Foreclosures took a frightening jump up in April. A report from RealtyTrac says that the number moved up 32% over April of last year and hit 342,038. Home defaults and auctions rose 47% over the same period.
RealtyTrac's theory for the jump is that banks are becoming more aggressive in working through their portfolios of bad mortgages after telling the federal government that they would hold off to help stabilize the market. (Read "Four Steps to Ending the Foreclosure Crisis.")
There was no change in which states have suffered the most. In April the states hurt most badly were California, Nevada, and Florida.
The by-products of the news will challenge the government's plan to help people stay in their homes through programs like mortgage payment modifications. The programs were meant to build a foundation under housing prices and keep worthy homeowners in their houses by reducing monthly payments. But, homes in foreclosure at not candidates for the assistance.

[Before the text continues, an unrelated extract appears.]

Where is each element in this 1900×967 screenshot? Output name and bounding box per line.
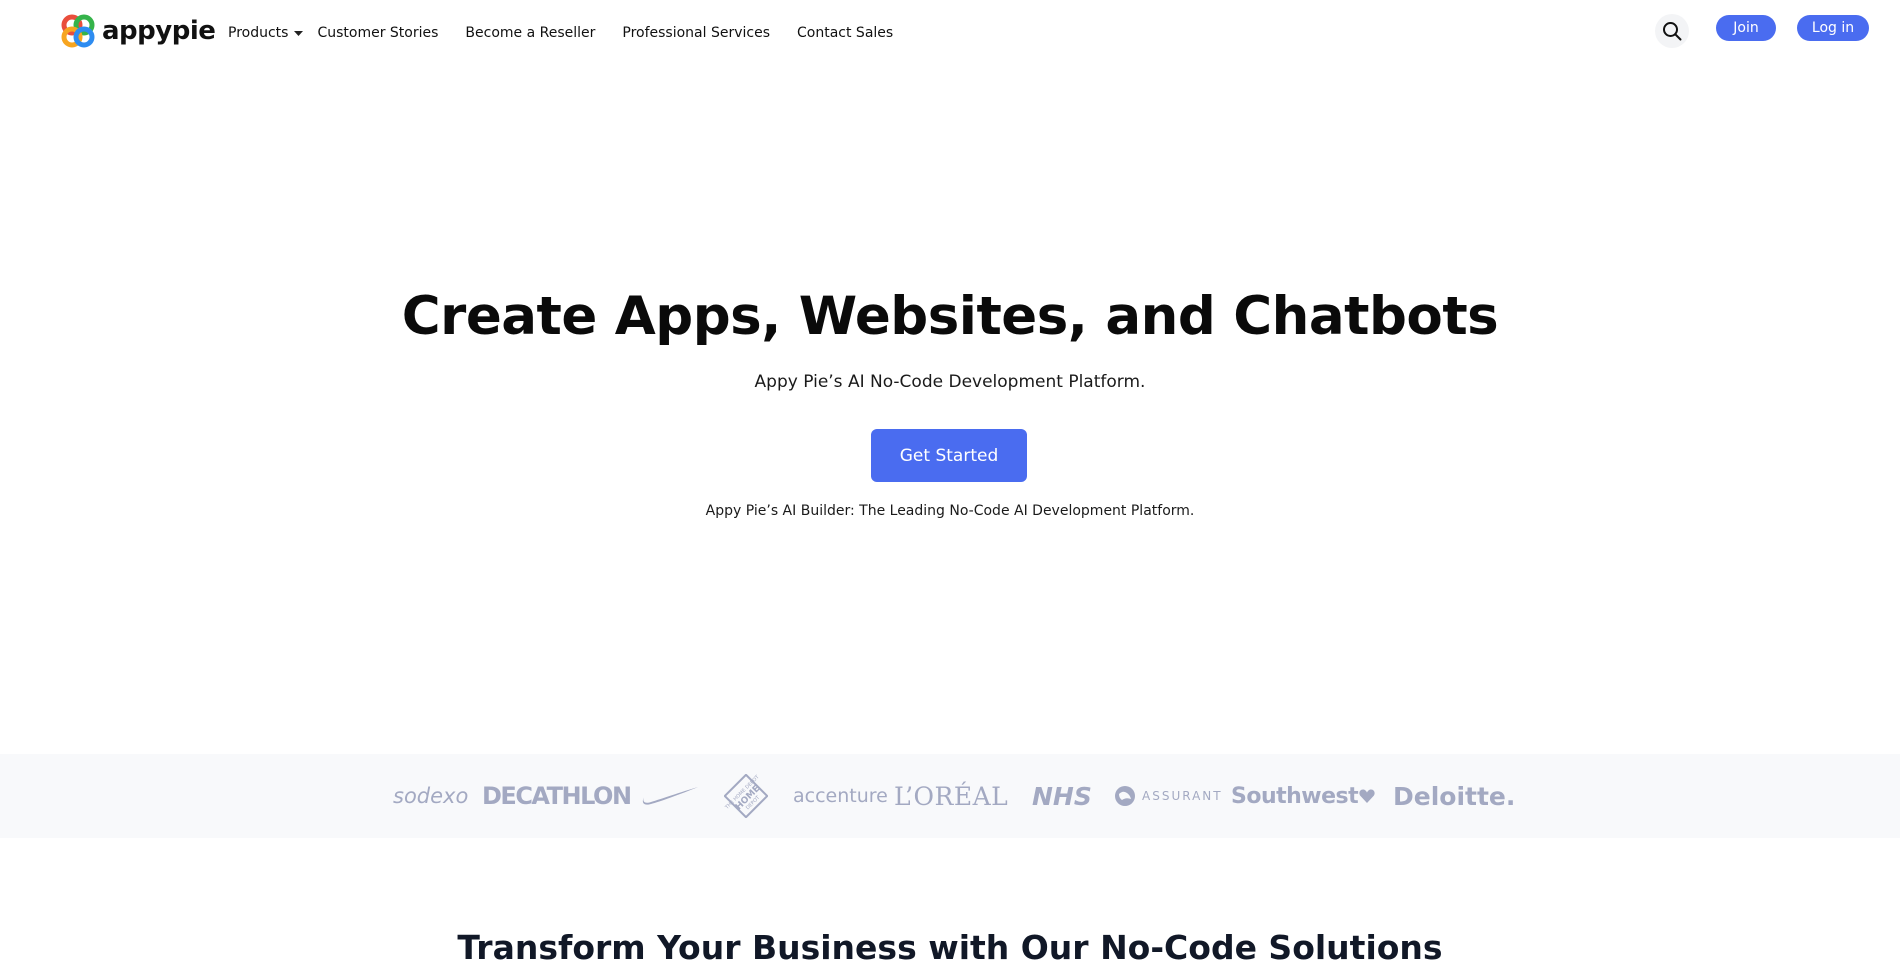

People are also less likely to want to take advantage of programs that allow them to keep properties that are still falling in value because of a deteriorating housing market. Having a mortgage that is deeply underwater is not attractive to many people, even if their payments on that properties are brought down.
The news about foreclosure rates is also a challenge to bank earnings and balance sheets. If the government could have kept hundreds of thousand of mortgage holders in their houses, banks would keep at least some of the income for the properties. Those same banks now face large write-offs on their home loan portfolios which may make the recovery of the financial services industry even more difficult than it already is.
The rumors are that the housing market is bottoming. It is harder and harder to find evidence that the perception is true.